Monday, January 19, 2009

New Computer


As I mentioned in Double Speed, I ordered a new Acer Veriton L460-ED8400 for at work. As you can see, it's certainly tiny. (about the same size as the book included for comparison) I ordered from Frontier PC who were very helpful figuring out what memory and hard drive I needed to go with it.

The only minor complaint about the Acer is that the connector between the optical drive and the motherboard is very flimsy. When we opened it up to put in the extra memory and the bigger hard drive a tiny fragment of plastic broke off the clip that holds the cable. We ended up having to replace it with a binder clip!

Otherwise, the Acer works great - it's small, fast, quiet. Vista seems to work well, including all the Aero effects.

I've gotten quite fond of the current Mac keyboard that I use at home. Compared to it, PC keyboards are incredibly clunky. They all seem to think the more bells and whistles the better. Personally, I want a minimum of bells and whistles. I wondered if a Mac keyboard would work on a Windows PC. I took my Mac keyboard to work and it functioned perfectly. So I went and bought another Mac keyboard. I use the wired version since I find the wireless one too small.


On the other hand, I'm not really fond of the Mac mouse. I'm not sure if it's the hardware or the driver, but right clicking is painfully unreliable. It's almost as if they finally gave in to having a right click, but they made it really crappy because they still didn't think you should be using it. It's especially painful running Parallels because Windows relies on right-clicking so much. So I bought a Logitech LX8 mouse. I liked the cordless receiver, especially since I could plug it into the front of the Acer. (It also would have been harder to use a Mac wireless mouse since they are Bluetooth and most PC's, including the Acer, don't have Bluetooth built in. (Macs do)
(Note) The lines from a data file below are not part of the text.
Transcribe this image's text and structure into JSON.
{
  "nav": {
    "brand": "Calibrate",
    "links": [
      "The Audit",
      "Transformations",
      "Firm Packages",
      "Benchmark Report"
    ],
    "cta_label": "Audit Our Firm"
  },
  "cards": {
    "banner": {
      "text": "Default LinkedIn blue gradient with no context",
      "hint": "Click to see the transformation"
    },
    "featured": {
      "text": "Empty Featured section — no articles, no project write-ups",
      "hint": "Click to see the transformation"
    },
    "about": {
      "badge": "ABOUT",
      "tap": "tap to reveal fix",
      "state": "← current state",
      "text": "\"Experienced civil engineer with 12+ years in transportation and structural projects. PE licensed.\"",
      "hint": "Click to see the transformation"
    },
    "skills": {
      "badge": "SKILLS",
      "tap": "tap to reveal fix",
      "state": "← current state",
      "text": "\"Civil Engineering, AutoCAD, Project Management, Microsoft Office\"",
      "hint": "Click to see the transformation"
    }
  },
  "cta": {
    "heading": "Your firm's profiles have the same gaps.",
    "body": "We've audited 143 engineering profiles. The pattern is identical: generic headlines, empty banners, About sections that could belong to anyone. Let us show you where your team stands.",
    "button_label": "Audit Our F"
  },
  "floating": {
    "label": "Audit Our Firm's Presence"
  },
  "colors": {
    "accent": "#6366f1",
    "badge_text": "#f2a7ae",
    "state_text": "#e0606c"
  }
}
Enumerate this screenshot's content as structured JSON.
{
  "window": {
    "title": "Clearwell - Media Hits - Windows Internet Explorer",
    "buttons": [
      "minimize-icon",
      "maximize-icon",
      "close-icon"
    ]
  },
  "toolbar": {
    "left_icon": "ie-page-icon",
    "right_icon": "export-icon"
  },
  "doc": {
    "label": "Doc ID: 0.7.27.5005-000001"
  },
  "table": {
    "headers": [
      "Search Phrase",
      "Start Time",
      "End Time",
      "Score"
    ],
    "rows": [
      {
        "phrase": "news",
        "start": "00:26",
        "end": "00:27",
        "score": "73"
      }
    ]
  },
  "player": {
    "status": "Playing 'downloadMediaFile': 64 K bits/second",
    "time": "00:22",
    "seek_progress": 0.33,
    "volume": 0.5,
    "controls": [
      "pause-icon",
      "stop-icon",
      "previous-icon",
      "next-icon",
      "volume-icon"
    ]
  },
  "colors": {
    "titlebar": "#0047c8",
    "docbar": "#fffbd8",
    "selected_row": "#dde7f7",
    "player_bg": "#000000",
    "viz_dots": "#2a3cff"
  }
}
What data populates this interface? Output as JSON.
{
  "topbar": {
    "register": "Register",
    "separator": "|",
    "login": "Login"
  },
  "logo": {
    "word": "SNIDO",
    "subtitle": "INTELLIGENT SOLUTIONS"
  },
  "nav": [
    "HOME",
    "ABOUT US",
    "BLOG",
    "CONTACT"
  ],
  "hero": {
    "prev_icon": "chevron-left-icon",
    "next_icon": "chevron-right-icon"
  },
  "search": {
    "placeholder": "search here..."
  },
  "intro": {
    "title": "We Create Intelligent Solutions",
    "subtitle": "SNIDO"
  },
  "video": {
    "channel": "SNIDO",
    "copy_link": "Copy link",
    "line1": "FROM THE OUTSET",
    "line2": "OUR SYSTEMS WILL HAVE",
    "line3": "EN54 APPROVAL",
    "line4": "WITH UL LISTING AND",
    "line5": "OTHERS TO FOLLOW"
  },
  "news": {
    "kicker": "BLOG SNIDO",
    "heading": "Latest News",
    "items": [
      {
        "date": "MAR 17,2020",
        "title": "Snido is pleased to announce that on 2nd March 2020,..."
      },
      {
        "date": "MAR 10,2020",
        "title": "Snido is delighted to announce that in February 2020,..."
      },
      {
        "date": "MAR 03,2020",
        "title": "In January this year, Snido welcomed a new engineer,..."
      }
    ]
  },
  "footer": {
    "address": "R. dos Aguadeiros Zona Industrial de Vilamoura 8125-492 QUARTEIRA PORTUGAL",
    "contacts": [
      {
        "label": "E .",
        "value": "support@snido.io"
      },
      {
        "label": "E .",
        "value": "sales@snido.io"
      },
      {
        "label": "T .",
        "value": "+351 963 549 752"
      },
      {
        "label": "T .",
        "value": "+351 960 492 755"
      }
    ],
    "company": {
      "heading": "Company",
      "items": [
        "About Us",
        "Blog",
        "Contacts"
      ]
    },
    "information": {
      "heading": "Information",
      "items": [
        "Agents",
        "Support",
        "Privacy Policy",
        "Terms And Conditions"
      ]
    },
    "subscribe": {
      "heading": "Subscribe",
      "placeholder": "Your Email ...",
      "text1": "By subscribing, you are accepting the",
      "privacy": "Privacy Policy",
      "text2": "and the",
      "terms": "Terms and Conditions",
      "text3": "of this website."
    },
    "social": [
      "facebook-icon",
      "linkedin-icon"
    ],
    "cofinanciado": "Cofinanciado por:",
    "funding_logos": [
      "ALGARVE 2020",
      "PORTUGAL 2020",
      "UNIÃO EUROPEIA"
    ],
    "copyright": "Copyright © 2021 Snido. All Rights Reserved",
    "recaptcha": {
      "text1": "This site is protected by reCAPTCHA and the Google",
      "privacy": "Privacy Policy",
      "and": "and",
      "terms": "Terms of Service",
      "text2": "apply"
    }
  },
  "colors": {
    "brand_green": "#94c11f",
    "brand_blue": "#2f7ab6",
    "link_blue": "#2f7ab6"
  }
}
I kept the same monitor I've had for a while - a 24" Samsung SyncMaster 245BW that I'm quite happy with. I haven't gone to dual monitors, prefering a single large monitor. Partly maybe because I prefer to focus on one thing at a time. The same reason I don't keep my email running all the time. If I was buying a new monitor I think I'd be tempted by the new Apple 24-inch LED Cinema Display.

I'd say it was the easiest switch-over I've had. Despite moving more and more to on-line apps, I still install and use quite a lot of software. I wish there was a way to migrate Windows apps to a new computer. On the other hand, it's also nice to start fresh with clean installs.

Here's the main stuff:

- Kaspersky (we have been using AVG but we're thinking of switching)
- Firefox
- Thunderbird (for our separate internal email system)
- Open Office
- Scite
- Winmerge
- Gmail Notifier (so email links go to gmail, but not running all the time)
- Snagit
- PDFCreator
- KeePass
- LogMeIn
- TortoiseSVN
- MinGW G++
- Visual C++ 2003 (vc7)
- Visual C++ 2008 express (vc9)
- 7Zip
- GnuWin32 - grep, findutils, diffutils, fileutils/coreutils
- Google Earth
- Google Picasa
- Canvas

Plus all my Firefox add-ons:

- Adblock Plus
- Delicious Bookmarks (classic mode)
- Distrust
- dragdropupload
- Firebug
- FireFTP
- Foxmarks
- Google Gears
- Google Notebook
- IE View
- S3 Firefox Organizer
- Web Developer
- Yslow

I used Foxmarks to sync my bookmarks and passwords (more for the passwords since most of my bookmarks are in Delicious). Too bad you can't sync the add-ons themselves.